11/1/2025 6 min

Fine-Tuning T5: A University Cafeteria Chatbot

Training a Text-to-Text Transfer Transformer (T5) to answer questions about UAM cafeteria menu using Hugging Face and PyTorch.

NLP Transformers Hugging Face PyTorch Fine-tuning

Project Overview

This project demonstrates the process of fine-tuning a pre-trained language model to specialize in a specific domain. By using a “text-to-text” approach, we transform a general-purpose model into a specialized assistant capable of answering questions about the menus, prices, and services of the Universidad Autónoma de Madrid (UAM) cafeterias.

Technologies Used

  • Python: The core programming language.
  • Hugging Face Transformers: Library for accessing the T5 model and the Trainer API.
  • PyTorch: Deep learning framework used for tensor manipulation and hardware acceleration (CUDA/MPS).
  • SentencePiece: Tokenization backend for the T5 model.
  • JSON: Format used for the custom Q&A dataset.

Methodology

The workflow follows the standard pipeline for Natural Language Processing (NLP) adaptation:

  1. Conceptual Setup: Understanding that T5 (Text-to-Text Transfer Transformer) views every task as a string-to-string problem.
  2. Data Tokenization: Converting Spanish natural language queries into numerical “tokens” that the neural network can process.
  3. Custom Dataset Creation: Implementing a CafeteriaDataset class in PyTorch to handle input/target encoding, padding, and truncation.
  4. Model Training: Utilizing the Trainer API to perform backpropagation over 10 epochs, adjusting the model’s internal weights (parameters) to minimize the error between generated and expected answers.
  5. Inference Pipeline: Developing a function to load the fine-tuned weights and generate real-time responses using “Beam Search” for better text quality.

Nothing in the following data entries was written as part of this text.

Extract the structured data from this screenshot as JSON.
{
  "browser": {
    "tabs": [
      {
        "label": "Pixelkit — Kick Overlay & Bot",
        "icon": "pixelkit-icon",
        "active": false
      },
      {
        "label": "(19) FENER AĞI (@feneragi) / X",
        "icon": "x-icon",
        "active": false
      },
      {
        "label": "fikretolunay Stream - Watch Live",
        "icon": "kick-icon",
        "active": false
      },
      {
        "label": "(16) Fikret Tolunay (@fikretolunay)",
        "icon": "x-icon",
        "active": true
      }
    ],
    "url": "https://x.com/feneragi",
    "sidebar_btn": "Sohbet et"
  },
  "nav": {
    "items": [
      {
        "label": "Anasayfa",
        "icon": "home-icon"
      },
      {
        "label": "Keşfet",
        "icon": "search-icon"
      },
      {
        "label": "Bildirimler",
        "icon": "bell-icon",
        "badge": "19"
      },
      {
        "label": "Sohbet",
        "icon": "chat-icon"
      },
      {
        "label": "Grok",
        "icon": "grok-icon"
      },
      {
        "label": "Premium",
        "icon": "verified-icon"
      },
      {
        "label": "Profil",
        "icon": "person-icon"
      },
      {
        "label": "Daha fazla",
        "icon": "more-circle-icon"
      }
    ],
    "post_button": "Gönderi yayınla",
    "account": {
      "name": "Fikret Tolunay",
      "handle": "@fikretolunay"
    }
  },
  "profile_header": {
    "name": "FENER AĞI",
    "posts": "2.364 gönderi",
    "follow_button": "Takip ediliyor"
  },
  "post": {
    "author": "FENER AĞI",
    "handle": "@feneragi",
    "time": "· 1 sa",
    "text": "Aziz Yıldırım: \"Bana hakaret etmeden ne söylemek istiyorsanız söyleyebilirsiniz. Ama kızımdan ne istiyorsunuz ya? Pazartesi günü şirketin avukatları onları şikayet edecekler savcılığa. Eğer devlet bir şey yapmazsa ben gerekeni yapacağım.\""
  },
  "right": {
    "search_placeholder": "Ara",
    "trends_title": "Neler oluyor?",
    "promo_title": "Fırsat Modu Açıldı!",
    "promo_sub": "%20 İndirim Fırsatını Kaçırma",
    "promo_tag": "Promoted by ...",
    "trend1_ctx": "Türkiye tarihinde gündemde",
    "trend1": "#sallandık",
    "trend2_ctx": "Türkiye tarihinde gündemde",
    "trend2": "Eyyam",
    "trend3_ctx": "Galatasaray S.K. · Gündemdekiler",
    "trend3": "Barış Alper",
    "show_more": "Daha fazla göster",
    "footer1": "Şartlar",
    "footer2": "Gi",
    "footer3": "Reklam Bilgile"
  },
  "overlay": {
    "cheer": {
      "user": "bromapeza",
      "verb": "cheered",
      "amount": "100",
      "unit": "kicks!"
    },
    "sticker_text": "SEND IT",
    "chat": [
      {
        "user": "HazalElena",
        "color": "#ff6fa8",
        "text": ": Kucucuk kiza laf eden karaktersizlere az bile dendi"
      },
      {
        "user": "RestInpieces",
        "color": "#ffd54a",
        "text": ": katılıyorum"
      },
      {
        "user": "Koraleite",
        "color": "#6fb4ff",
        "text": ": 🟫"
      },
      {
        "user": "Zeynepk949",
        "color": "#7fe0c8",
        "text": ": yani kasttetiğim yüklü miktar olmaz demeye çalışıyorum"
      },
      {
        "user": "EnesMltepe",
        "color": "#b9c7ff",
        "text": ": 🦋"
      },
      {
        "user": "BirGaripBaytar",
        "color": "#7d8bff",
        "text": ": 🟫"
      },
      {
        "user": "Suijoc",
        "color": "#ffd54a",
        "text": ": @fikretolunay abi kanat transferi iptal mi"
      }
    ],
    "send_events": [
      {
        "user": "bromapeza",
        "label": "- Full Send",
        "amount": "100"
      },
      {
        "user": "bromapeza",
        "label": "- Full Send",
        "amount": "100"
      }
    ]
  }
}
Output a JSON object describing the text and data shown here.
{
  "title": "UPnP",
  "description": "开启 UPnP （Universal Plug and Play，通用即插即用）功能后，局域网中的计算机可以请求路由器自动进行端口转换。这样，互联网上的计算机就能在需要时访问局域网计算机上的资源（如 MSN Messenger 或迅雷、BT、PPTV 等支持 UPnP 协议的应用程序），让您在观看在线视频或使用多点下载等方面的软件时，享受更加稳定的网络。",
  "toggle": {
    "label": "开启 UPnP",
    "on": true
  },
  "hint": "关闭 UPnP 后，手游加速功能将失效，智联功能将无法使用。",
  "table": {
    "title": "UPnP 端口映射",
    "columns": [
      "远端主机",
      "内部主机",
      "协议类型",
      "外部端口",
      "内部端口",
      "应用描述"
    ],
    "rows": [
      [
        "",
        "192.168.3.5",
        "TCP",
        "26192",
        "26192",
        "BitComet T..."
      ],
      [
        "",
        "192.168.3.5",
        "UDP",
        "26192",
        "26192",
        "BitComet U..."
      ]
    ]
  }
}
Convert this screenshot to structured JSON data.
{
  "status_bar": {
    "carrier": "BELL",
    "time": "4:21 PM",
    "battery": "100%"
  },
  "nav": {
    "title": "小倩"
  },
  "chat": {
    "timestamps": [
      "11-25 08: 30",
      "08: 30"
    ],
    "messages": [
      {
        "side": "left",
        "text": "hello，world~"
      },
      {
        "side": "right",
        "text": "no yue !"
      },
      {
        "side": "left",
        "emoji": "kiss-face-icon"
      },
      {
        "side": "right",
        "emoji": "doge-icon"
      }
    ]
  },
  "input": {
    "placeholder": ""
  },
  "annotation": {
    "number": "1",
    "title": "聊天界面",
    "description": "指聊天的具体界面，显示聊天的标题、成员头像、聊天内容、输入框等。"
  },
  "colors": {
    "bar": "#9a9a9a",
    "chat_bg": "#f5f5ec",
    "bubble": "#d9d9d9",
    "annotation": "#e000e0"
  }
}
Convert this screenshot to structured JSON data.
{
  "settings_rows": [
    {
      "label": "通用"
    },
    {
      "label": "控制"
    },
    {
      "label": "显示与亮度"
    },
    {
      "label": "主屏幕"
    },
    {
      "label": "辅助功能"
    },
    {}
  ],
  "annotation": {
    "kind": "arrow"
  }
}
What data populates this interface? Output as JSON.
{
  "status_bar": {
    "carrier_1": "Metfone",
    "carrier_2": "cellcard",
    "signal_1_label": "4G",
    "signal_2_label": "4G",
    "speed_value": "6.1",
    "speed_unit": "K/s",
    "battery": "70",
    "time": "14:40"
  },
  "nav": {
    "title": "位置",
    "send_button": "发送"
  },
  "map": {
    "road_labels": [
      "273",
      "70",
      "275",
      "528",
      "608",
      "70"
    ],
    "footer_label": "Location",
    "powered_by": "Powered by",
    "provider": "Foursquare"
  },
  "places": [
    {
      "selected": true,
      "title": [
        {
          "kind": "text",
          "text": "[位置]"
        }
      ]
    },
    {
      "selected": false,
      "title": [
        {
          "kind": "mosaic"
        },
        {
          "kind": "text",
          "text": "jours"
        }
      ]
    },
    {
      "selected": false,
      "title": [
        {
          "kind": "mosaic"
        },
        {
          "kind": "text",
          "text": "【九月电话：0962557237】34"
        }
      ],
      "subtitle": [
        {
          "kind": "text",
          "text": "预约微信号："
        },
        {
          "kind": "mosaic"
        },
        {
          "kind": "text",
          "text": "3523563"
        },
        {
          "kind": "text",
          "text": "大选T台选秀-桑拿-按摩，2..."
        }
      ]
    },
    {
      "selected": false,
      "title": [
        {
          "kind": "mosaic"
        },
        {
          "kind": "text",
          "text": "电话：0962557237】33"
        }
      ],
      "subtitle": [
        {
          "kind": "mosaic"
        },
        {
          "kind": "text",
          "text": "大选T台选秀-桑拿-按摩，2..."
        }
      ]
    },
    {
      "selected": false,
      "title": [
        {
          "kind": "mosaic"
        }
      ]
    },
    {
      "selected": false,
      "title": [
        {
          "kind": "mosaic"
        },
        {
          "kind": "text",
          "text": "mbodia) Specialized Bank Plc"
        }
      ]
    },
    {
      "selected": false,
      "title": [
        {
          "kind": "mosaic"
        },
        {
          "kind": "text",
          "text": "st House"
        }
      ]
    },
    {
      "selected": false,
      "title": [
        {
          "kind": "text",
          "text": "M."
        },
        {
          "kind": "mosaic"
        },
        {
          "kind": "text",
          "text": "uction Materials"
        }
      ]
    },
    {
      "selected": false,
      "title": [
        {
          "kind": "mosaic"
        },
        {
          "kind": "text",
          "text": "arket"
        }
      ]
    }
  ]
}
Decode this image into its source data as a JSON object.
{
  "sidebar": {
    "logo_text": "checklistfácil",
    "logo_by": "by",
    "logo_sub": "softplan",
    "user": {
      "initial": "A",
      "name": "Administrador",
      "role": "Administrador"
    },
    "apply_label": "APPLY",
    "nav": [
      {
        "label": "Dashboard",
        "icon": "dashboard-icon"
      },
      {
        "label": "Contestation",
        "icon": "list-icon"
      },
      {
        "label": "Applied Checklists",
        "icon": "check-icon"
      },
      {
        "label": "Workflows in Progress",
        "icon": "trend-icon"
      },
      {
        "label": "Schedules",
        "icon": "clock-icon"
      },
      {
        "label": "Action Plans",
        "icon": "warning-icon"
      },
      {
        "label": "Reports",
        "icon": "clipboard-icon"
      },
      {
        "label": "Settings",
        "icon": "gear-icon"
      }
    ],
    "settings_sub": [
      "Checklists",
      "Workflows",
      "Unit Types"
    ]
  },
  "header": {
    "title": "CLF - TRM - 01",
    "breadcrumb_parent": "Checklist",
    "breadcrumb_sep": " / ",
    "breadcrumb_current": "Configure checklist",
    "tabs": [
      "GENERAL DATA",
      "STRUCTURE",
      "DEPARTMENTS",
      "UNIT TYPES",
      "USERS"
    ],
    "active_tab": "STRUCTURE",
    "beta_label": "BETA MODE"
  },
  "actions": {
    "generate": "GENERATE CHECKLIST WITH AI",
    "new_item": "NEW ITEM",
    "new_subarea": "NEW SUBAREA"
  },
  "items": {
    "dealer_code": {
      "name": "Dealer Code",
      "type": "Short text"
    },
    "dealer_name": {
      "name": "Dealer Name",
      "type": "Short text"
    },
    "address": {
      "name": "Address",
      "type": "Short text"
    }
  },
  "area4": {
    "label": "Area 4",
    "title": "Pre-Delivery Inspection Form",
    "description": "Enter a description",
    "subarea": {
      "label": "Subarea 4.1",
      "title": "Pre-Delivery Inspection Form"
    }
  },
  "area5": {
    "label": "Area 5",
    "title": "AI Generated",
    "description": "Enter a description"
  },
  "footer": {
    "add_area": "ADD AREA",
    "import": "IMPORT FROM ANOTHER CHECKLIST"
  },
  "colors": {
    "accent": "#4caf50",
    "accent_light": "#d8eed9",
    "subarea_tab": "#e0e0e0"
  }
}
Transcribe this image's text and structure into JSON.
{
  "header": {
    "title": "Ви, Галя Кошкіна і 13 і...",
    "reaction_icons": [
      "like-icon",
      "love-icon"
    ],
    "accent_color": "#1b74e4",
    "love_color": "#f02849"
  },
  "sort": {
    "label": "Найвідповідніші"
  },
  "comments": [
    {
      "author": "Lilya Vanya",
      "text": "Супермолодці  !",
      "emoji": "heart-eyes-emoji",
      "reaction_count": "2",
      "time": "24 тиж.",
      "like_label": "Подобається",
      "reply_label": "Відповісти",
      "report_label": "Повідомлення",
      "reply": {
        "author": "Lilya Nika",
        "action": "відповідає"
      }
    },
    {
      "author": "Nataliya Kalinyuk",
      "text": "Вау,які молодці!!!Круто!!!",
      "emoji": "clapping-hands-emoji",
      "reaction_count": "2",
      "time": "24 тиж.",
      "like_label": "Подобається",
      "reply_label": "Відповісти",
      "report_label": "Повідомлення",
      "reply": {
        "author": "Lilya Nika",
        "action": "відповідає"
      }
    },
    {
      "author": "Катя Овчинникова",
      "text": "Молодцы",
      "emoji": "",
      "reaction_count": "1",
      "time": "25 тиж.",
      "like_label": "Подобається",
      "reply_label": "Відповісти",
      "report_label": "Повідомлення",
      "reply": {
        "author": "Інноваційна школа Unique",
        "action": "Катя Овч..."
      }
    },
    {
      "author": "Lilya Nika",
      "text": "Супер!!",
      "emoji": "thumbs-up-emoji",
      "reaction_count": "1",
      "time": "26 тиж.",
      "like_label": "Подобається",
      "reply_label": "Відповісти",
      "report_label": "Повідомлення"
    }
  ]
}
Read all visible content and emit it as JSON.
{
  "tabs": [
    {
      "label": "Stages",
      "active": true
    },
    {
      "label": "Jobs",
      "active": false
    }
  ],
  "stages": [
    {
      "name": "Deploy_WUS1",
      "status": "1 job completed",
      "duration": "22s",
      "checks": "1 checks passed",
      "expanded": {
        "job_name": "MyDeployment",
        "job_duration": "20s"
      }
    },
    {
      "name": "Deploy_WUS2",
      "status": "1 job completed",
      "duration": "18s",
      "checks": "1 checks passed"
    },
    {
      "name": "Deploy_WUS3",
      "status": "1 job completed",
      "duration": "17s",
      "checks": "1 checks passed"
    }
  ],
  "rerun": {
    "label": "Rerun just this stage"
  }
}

Key Concepts: The “Attention” Mechanism

Unlike older models that read text strictly word-by-word, the Transformer architecture uses Attention. This allows the model to:

  • Identify that in the question “How much does a coffee cost?”, the words “cost” and “coffee” are the most relevant.
  • Ignore filler characters or punctuation that don’t add semantic value to the price inquiry.

Results

By the end of the training process, the model successfully transitioned from general language understanding to specific domain expertise. It can now accurately handle queries such as:

  • Input: “¿Cuánto cuesta el café con leche?” (How much is a latte?)
  • Output: The specific price defined in the cafeteria.json dataset.
  • Input: “¿El bocata de jamón es vegano?” (Is the ham sandwich vegan?)
  • Output: “NO” A context-aware refusal based on the ingredients.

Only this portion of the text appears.